Even if I was/am really pleased for the person I was saying goodbye too or looking forward to being left to stay with my Gran and Grandad or the next term at uni or whatever I'd be there crying saying "i'm really pleased for you" through my tears.
I remember when a really good friend of mine from uni left I was shocked that I got though the goodbye without crying - and so was my mum when I told her on the phone the next day. We've kept in touch and I knew we would. But it was a long time until I saw her again and I knew that as we said goodbye that day.
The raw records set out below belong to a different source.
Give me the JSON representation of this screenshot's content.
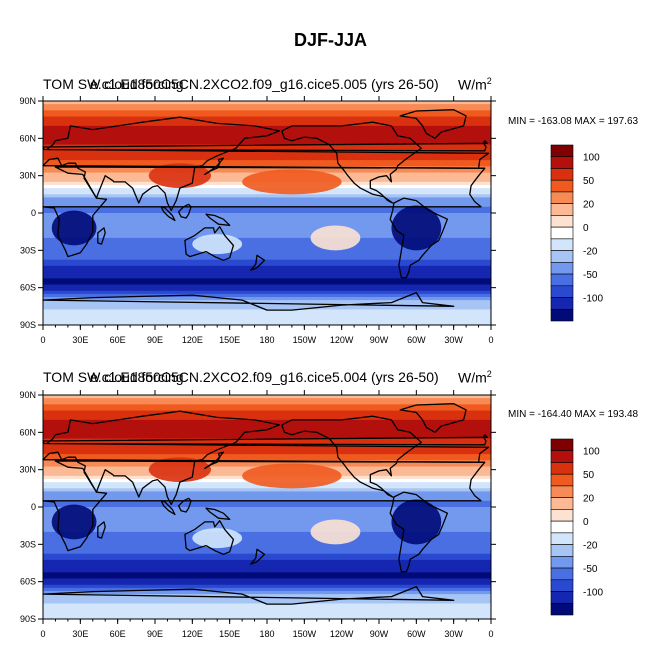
{
  "title": "DJF-JJA",
  "panels": [
    {
      "variable_label": "TOM SW cloud forcing",
      "case_label": "e.c1.E1850C5CN.2XCO2.f09_g16.cice5.005 (yrs 26-50)",
      "units_base": "W/m",
      "units_exp": "2",
      "minmax": "MIN = -163.08 MAX = 197.63"
    },
    {
      "variable_label": "TOM SW cloud forcing",
      "case_label": "e.c1.E1850C5CN.2XCO2.f09_g16.cice5.004 (yrs 26-50)",
      "units_base": "W/m",
      "units_exp": "2",
      "minmax": "MIN = -164.40 MAX = 193.48"
    }
  ],
  "lon_ticks": [
    "0",
    "30E",
    "60E",
    "90E",
    "120E",
    "150E",
    "180",
    "150W",
    "120W",
    "90W",
    "60W",
    "30W",
    "0"
  ],
  "lat_ticks": [
    "90N",
    "60N",
    "30N",
    "0",
    "30S",
    "60S",
    "90S"
  ],
  "colorbar": {
    "labels": [
      "100",
      "50",
      "20",
      "0",
      "-20",
      "-50",
      "-100"
    ],
    "colors": [
      "#7f0000",
      "#b3100d",
      "#d9310f",
      "#f05a1e",
      "#f88a56",
      "#fbb995",
      "#fde2d2",
      "#ffffff",
      "#d2e5fb",
      "#a6c4f4",
      "#7299ee",
      "#4a6fe3",
      "#2a49d1",
      "#1527b0",
      "#000a78"
    ]
  }
}
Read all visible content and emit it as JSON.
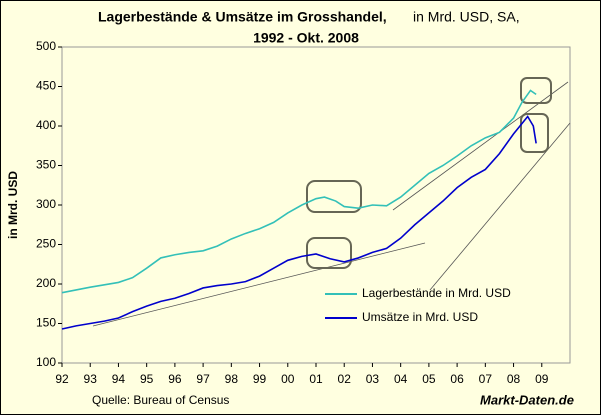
{
  "chart_data": {
    "type": "line",
    "title": "Lagerbestände & Umsätze im Grosshandel,",
    "title_suffix": "in Mrd. USD, SA,",
    "title_line2": "1992 - Okt. 2008",
    "y_label": "in Mrd. USD",
    "source": "Quelle: Bureau of Census",
    "watermark": "Markt-Daten.de",
    "xlim": [
      1992,
      2010
    ],
    "xticks": [
      {
        "value": 1992,
        "label": "92"
      },
      {
        "value": 1993,
        "label": "93"
      },
      {
        "value": 1994,
        "label": "94"
      },
      {
        "value": 1995,
        "label": "95"
      },
      {
        "value": 1996,
        "label": "96"
      },
      {
        "value": 1997,
        "label": "97"
      },
      {
        "value": 1998,
        "label": "98"
      },
      {
        "value": 1999,
        "label": "99"
      },
      {
        "value": 2000,
        "label": "00"
      },
      {
        "value": 2001,
        "label": "01"
      },
      {
        "value": 2002,
        "label": "02"
      },
      {
        "value": 2003,
        "label": "03"
      },
      {
        "value": 2004,
        "label": "04"
      },
      {
        "value": 2005,
        "label": "05"
      },
      {
        "value": 2006,
        "label": "06"
      },
      {
        "value": 2007,
        "label": "07"
      },
      {
        "value": 2008,
        "label": "08"
      },
      {
        "value": 2009,
        "label": "09"
      }
    ],
    "ylim": [
      100,
      500
    ],
    "yticks": [
      100,
      150,
      200,
      250,
      300,
      350,
      400,
      450,
      500
    ],
    "grid": false,
    "series": [
      {
        "name": "Lagerbestände in Mrd. USD",
        "color": "#33c0b8",
        "x": [
          1992.0,
          1993.0,
          1994.0,
          1994.5,
          1995.0,
          1995.5,
          1996.0,
          1996.5,
          1997.0,
          1997.5,
          1998.0,
          1998.5,
          1999.0,
          1999.5,
          2000.0,
          2000.5,
          2001.0,
          2001.3,
          2001.7,
          2002.0,
          2002.5,
          2003.0,
          2003.5,
          2004.0,
          2004.5,
          2005.0,
          2005.5,
          2006.0,
          2006.5,
          2007.0,
          2007.5,
          2008.0,
          2008.3,
          2008.6,
          2008.8
        ],
        "values": [
          189,
          196,
          202,
          208,
          220,
          233,
          237,
          240,
          242,
          248,
          257,
          264,
          270,
          278,
          290,
          300,
          308,
          310,
          305,
          298,
          296,
          300,
          299,
          310,
          325,
          340,
          350,
          362,
          375,
          385,
          392,
          410,
          430,
          445,
          440
        ]
      },
      {
        "name": "Umsätze in Mrd. USD",
        "color": "#0000cc",
        "x": [
          1992.0,
          1992.5,
          1993.0,
          1993.5,
          1994.0,
          1994.5,
          1995.0,
          1995.5,
          1996.0,
          1996.5,
          1997.0,
          1997.5,
          1998.0,
          1998.5,
          1999.0,
          1999.5,
          2000.0,
          2000.5,
          2001.0,
          2001.5,
          2002.0,
          2002.5,
          2003.0,
          2003.5,
          2004.0,
          2004.5,
          2005.0,
          2005.5,
          2006.0,
          2006.5,
          2007.0,
          2007.5,
          2008.0,
          2008.5,
          2008.7,
          2008.8
        ],
        "values": [
          143,
          147,
          150,
          153,
          157,
          165,
          172,
          178,
          182,
          188,
          195,
          198,
          200,
          203,
          210,
          220,
          230,
          235,
          238,
          232,
          228,
          233,
          240,
          245,
          258,
          275,
          290,
          305,
          322,
          335,
          345,
          365,
          390,
          412,
          400,
          378
        ]
      }
    ]
  }
}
But somehow I didn't cry.
I still find goodbyes hard though and cry at the tougher ones.
We had a presentation this afternoon to mark the leaving of a volunteer whose been involved in the swimming group for an astounding number of years. I knew he'd been there a long time but had no idea it was that long. He's been a great guy and he's involved in some other stuff I'm involved in (although I didn't know him before I joined the swimming group four years ago). He's done a lot for me and I will really miss him. So it was pretty emotional but I was hoping to make it through.
But then I looked at him and he was looking a little emotional. And turned away to stop him setting me off. It didn't work. I turned and saw the person sat opposite me had eyes full of tears and was dabbing at her eyes wiping them away.
It became a very tearful goodbye for me after all. I was chatting to another friend whilst I was crying about how we will miss him etc and she hugged me and I calmed down. But then I went up to him as I was leaving I gave him a hug, thanked him for his help and told him how I appreciate it. I told him I will miss him. But all through I had tears streaming down my face.
And I'm still tearful now.
But, emotional though it is and all that jazz, I'm glad we had the chance to honour our friend and show him how much we appreciate and love him. Even if it took his leaving our group for us to do so.